There’s been a little bit of radio silence here this summer – though it’s probably been my busiest one in memory.
This summer in technology for me has been unusual. Burn-out is real, regardless of project type, and I’m always conscious of avoiding it after some particularly nasty experiences in the past – so I thought I’d make summer this year a little different.
At the end of May I finished up consulting for the awesome tech team over at JUST EAT to take a bit of a break. The team there are brilliant and on a big push for community engagement and participation in open source software. This was one of the core initiatives I was working with them on – to help them grow and scale with a first class software development culture central to the way they work. It was a fun and interesting challenge, but as I approached 7-8 months on site, it started to feel to me like they’d really got in nailed – they didn’t need me. I love it when that happens – it’s probably the best bit of the consultancy gig – when the guys on the floor have the skills to take everything forward without you.

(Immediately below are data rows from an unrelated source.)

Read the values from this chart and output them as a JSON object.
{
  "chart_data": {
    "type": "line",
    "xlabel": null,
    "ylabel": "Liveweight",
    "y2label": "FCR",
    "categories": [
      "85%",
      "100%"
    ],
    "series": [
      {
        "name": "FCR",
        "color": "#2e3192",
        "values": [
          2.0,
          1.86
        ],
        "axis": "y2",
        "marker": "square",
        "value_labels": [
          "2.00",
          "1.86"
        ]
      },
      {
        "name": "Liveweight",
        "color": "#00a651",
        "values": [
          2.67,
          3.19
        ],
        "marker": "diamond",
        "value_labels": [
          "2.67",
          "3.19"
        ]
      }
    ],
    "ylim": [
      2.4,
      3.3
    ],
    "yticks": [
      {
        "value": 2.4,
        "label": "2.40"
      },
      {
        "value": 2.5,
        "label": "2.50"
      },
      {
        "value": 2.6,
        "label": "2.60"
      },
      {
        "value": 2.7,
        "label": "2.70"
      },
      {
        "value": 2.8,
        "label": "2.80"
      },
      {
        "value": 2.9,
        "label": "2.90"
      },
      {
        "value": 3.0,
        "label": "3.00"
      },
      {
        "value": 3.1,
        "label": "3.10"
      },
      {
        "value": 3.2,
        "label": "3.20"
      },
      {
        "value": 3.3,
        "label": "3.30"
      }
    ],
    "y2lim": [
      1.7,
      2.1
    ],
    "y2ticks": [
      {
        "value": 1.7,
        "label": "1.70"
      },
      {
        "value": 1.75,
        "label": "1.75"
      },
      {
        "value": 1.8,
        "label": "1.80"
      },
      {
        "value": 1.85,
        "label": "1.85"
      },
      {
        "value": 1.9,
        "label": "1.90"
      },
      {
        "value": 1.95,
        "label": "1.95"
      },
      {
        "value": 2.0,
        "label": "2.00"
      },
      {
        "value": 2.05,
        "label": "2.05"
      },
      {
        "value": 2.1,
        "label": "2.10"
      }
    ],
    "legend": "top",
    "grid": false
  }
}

Around about the same as I started feeling like “I’d given what I have” a friend of mine was coming up to a sabbatical at his job, and was scheming to drive across America. Really, when an opportunity like that presents itself, you’d be a fool not to, so through June, I spent a month on the road – hotel to motel to resort – from LA, down to NOLA, then back up to New York. It’s hard to describe a month long experience of an entire continent and do it sufficient justice – so let me just say “I’d recommend you try it if you ever get the chance”.
I got home from the states on June 18th – almost two months ago now – and decided to NOT push myself back into prolonged client work straight away, to take some time out and see if I could do something more useful with my time for a few months. So for the last couple of months, I’ve been trying to give a little back, and I want to tell you about a few of the highlights, and hopefully encourage people to get themselves out of the zone a little more often.
In these last 8 weeks:
- I’ve contributed to three different open source projects
- Worked on some free extensions to ReallySimpleEventing to use Azure message bus as a backplane
- Spent time porting ASP.NET MVC’s HtmlHelpers to #NancyFx
- Started volunteering some IT consulting to an amazing charity called StreetDoctors (check then out!) via an awesome project called SocialCoder
- Helped hook up sponsorship for the first OpenSpaceBeers in years, a favourite event of mine
- Spent a week mentoring children ages 11-15 learn to code at the incredible Young Rewired State Festival of Code – meeting some brilliant and highly capable future technologists in the process
- Been involved in advising a handful of early stage start-ups (no links yet! )
- Cut some code on my own little start-up.
- Worked with the one client I can’t avoid – my mother!
- Been to just about every London dev meet I could physically make
- Went to a load of music festivals
To put it bluntly, my little holiday of “less work” turned into a more eclectic, fun, exciting and interesting kind of experience than I expected “quietly working on my own start-up idea” would when I decided to take time out.
Why am I writing this?
It’s easy to see this type of time out as unproductive or unfocused. It’s not. It’s enriching. When you’re really deep in the pit, toiling at the day-job, it’s so very easy to loose perspective, and to be oblivious to other kinds of work or experiences you could be having that are both personally enriching, and intellectually stimulating. I’ve written a tonne of code, had lots of new experiences, and got involved with helping people that I wouldn’t normally interact with.
I spent a lot of time explaining that in technology, there can be a better way – so what I want to say here, is that there are plenty of stimulating experiences away from working for “Mega Corp” – and I want to encourage you to take them and get involved.
I’ll probably be taking on some more time-intensive clients in October, but up until then, if you’d like to work with me on something small, or see how we can make your technology teams work better in London – do give me a shout – right now I’m flexible and can likely fit you in – there are outlines of some of the services I provide on my company website.
Forget about that day-job for a while – especially if you have the ability to.